Now that it seems like a foregone conclusion that Trump is toast – well, it’s my conclusion, anyway – we have to wonder: What will his fans do when he leaves the White House in disgrace?
We already know quite a lot about them. They’re white men, mostly. They’re heterosexual. They’re rural, generally didn’t go to college and of lower income. They’re angry. They consider themselves Christian. They have guns. They don’t care what Trump did or does, no matter how bad it looks; all they care about is that he freaks liberals out, and that’s fine with them, since they hate liberals. At their most extreme, they’re potentially violent; we’ve seen them in places like Berkeley, where they showed up to “protect” Ann Coulter, wearing their black masks and camouflage outfits. They certainly seem very determined. Will they simply accept Trump’s departure when it happens, or will they refuse?
For that matter, what of Trump? Does he go gently into that good night?
There are all kinds of scenarios. Trump could call in the National Guard, federalizing them and instructing them to surround the White House, and barricading himself inside, where he would still have his finger on the nuclear codes. This would pose a unique problem for Secretary of Defense Mattis, often described as a grownup and a moderating influence on Trump. Would Mattis stand up for the Constitution, or for his boss? What could he do anyway? The president is commander-in-chief. Troops are pledged to obey him. If he were to be impeached, or indicted, and senior Republicans urged him to resign, Trump might simply settle into the obstinacy he often demonstrates when he’s proved wrong, as for example when he refuses to back away from his claim that Obama wiretapped him, or that his inaugural crowd wasn’t a record. He might just make the White House his last stand.

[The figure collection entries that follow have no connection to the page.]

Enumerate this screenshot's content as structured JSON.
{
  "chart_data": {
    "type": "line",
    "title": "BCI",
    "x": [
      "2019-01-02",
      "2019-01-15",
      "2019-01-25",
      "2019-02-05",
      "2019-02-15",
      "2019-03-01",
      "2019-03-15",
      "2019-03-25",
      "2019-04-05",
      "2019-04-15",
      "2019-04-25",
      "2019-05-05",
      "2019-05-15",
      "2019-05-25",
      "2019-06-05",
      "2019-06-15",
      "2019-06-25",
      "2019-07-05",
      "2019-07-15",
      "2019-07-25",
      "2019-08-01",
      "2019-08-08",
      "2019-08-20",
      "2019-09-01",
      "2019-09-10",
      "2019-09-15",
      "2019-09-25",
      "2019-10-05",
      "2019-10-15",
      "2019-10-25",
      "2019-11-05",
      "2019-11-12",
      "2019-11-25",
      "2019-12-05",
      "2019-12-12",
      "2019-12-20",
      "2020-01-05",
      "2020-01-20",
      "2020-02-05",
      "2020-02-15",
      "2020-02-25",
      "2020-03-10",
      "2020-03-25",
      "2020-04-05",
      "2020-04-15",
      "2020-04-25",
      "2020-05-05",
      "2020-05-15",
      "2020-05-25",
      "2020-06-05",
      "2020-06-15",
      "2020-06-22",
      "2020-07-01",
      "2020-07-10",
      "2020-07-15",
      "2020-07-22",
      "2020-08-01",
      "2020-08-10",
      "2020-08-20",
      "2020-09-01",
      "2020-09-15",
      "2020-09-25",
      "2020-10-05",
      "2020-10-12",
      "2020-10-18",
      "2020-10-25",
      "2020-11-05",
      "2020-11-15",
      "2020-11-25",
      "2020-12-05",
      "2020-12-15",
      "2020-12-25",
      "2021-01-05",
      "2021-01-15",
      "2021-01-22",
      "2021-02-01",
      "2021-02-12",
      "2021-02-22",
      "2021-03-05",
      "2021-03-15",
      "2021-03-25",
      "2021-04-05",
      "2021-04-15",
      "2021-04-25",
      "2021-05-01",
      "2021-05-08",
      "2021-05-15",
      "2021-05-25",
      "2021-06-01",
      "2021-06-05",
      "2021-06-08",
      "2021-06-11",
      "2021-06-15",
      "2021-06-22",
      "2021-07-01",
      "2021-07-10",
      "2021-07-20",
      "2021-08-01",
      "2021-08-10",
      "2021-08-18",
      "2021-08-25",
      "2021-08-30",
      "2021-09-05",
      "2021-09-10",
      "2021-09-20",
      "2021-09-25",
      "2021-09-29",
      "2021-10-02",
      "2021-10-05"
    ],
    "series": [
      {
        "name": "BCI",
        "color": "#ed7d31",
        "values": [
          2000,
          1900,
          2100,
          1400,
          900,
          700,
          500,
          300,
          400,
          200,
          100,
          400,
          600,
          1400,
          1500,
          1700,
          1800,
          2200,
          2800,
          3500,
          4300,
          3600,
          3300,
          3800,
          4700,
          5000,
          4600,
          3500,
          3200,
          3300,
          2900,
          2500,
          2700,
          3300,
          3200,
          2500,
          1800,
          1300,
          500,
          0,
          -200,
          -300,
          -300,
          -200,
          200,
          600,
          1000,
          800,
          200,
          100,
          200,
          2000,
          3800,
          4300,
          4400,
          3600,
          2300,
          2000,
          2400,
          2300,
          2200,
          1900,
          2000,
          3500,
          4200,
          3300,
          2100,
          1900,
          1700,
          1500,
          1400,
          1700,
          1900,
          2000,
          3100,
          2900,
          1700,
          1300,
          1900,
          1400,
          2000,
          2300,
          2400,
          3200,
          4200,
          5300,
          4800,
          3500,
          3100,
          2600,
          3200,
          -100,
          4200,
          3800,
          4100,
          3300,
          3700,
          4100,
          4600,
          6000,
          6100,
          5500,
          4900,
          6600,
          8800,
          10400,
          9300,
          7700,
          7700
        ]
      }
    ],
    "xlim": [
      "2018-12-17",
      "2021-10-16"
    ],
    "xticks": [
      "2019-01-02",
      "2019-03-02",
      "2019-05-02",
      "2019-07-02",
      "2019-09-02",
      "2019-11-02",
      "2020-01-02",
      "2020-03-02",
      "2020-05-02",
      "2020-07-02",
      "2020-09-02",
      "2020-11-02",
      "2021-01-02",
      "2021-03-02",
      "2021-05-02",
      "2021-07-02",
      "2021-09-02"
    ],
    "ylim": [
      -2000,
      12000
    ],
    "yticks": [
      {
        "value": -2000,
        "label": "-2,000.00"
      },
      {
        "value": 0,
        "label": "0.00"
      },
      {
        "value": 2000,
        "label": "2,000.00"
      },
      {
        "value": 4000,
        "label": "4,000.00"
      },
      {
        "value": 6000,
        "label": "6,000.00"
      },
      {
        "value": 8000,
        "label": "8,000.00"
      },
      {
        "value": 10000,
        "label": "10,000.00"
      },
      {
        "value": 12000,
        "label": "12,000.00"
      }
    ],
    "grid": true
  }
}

It would make for great television. The revolution, as it turned out, would be televised. Can you imagine the T.V. cameras up and down Pennsylvania Avenue, broadcasting 24/7? The breaking news stories, the talking heads, the floor of the Congress? Pandemonium, which may be exactly what Trump—a show boater and television celebrity—wants.
And his supporters? They would rally. There would be huge pro-Trump crowds in right wing places like Oklahoma City, Virginia Beach, Colorado Springs and Jacksonville, among the most conservative cities in the U.S. They’d be wearing their little MAGA hats and waving their Trump banners, and the more aggressive of their spokesmen would be calling for civil disobedience and an absolute resistance to removing Trump. Meanwhile, in liberal cities, like New York, San Francisco, Portland OR and Los Angeles, the anti-Trump demonstrations would be gigantic. When and where the two opposing groups met in physical proximity, there are bound to be clashes that police could not control.
And Trump, from his safe haven, might easily whip them on. The T.V. networks would give him unfettered access, amplified by his tweets. He’d issue all kinds of inflammatory statements: Protect our democracy. Don’t let the liberals destroy America. Stand with me against the evil-doers. And, in an ironic twist, he would urge his followers to #resist–the slogan of his opponents. Frantic, behind-the-scenes negotiations would be happening at the highest levels: Reince Priebus, Jared Kushner, Don McGhan for the administration, Chuck Schumer and Nancy Pelosi for Democrats, Defense Department personnel, Federal judges, F.B.I. officials, D.C. police. At issue would be: How do we end this while avoiding bloodshed? But it may not be possible.
It’s easy to see it spinning out of control. The American Civil War ended only 157 years ago, a mere blink of the eye of history. The tensions of 1860 — state’s rights versus federal rights, conservative values versus liberal ones, white privilege — remain today; instead of the Confederacy we have Trump’s supporters, loosely allied, not really Republicans so much as white nationalists, like the South was. With the Internet connecting them (as it connects ISIS sympathizers), Trump’s tribe could communicate plans, share resources and encourage each other. So too would the anti-Trumpists. The business of the nation would continue, at first, but if this unsteadiness continued for long, the trains would stop running on time, or come off the track—choose your disaster metaphor. Were armies of gun-toting Trump supporters to march on, say, liberal enclaves in red states (Austin TX, for instance), how would the anti-Trumpists respond? Could the police handle it — or would they take sides?
On the other hand, it could all end peacefully. Trump supporters could rest easy in the knowledge that Pence — one of their kind–had taken over. Anti-Trumpists could celebrate the fact that they had accomplished their most fervent goal: driving him from office. Then the nation could get back to good, old-fashioned partisan politics. It would be a relief after these first four months of chaos.